Platform & Cultural POV
TikTok continues to be a powerful engine for nostalgic, high-fantasy aesthetics. And heritage twists trend year over year in different forms.
- The platform has a history of pushing hyper-specific interior styles into the mainstream. “Ralph Lauren Christmas” now joins a lineage that includes Dark Academia, Tomato Girl Summer, and Mob Wife Winter.
- In 2024, the Nancy Meyers kitchen trend captivated home decor creators with its light, coastal warmth, and aspirational domesticity. In 2025, the Ralph Lauren look fills a similar role with a winter aesthetic that leans masculine, lodgecore, and high fantasy.

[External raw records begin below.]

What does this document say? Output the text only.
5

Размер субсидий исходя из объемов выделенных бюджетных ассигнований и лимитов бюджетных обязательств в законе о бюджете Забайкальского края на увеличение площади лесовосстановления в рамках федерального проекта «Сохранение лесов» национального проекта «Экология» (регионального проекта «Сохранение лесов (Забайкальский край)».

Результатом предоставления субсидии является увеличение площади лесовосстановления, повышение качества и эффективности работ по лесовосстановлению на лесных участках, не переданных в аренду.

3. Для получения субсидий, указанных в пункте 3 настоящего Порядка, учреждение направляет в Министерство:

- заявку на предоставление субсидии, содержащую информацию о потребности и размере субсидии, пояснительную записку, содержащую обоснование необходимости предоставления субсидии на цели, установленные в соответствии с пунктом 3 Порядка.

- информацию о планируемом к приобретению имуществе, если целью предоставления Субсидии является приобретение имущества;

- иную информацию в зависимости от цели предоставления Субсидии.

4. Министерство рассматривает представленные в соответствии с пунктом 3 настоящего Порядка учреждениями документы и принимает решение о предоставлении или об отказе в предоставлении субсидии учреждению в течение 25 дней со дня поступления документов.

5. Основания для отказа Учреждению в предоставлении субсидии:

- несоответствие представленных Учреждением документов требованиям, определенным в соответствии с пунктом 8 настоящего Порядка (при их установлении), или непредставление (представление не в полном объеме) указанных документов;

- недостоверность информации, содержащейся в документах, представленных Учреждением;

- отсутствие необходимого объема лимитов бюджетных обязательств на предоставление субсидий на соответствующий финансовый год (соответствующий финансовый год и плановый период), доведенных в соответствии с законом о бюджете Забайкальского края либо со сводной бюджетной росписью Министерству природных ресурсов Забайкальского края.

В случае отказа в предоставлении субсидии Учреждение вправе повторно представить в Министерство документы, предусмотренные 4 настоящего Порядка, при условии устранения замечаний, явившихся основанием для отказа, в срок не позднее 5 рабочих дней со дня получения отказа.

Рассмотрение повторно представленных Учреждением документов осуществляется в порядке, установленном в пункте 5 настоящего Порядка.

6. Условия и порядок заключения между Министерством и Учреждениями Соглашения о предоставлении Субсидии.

- Both trends reflect a larger cultural pattern. Creators are embracing traditionalism not for function, but for emotional fantasy. Whether it’s a Vermont ski lodge or a Hamptons beach house, the appeal lies in the mood it evokes.
- The Ralph Lauren look isn’t about brand loyalty. Instead, the brand becomes a visual reference that instantly signals sophistication, comfort, and nostalgia.
Rather than ironic or tongue-in-cheek, the homage feels sincere, and that sincerity is exactly what’s resonating right now.
“This trend underscores the power of a fully realized brand world, one that extends far beyond logos or color palettes. What’s resonating with audiences isn’t just the look of the brand, but the feeling it evokes. Ralph Lauren has built an immersive lifestyle narrative that users don’t just admire, they aspire to live within.”
– Jordan Mitchell, Client Strategist at ListenFirst
Key Takeaways for Marketers
- Search interest is surging. Google Trends shows a 12x increase in U.S. searches for “Ralph Lauren Christmas” from early to mid-October 2025.
- Visual storytelling matters. Consumers are drawn to immersive scenes and styled environments more than standalone products.
- Warm, layered design is outperforming minimalism. Rich textures and holiday maximalism are resonating strongly in 2025.
- Affordability is part of the aesthetic. Brands that show how to achieve the look without high costs will appeal to creators and consumers alike.
- Mood-first content is winning. Aesthetic-led storytelling remains one of the most engaging formats on TikTok and Pinterest.
Final Thought
As TikTok homes begin to resemble Ralph Lauren catalogs, search interest is growing, and the question for marketers is clear: What other legacy aesthetics are ready to be rediscovered—and reimagined—by a new generation of digital tastemakers?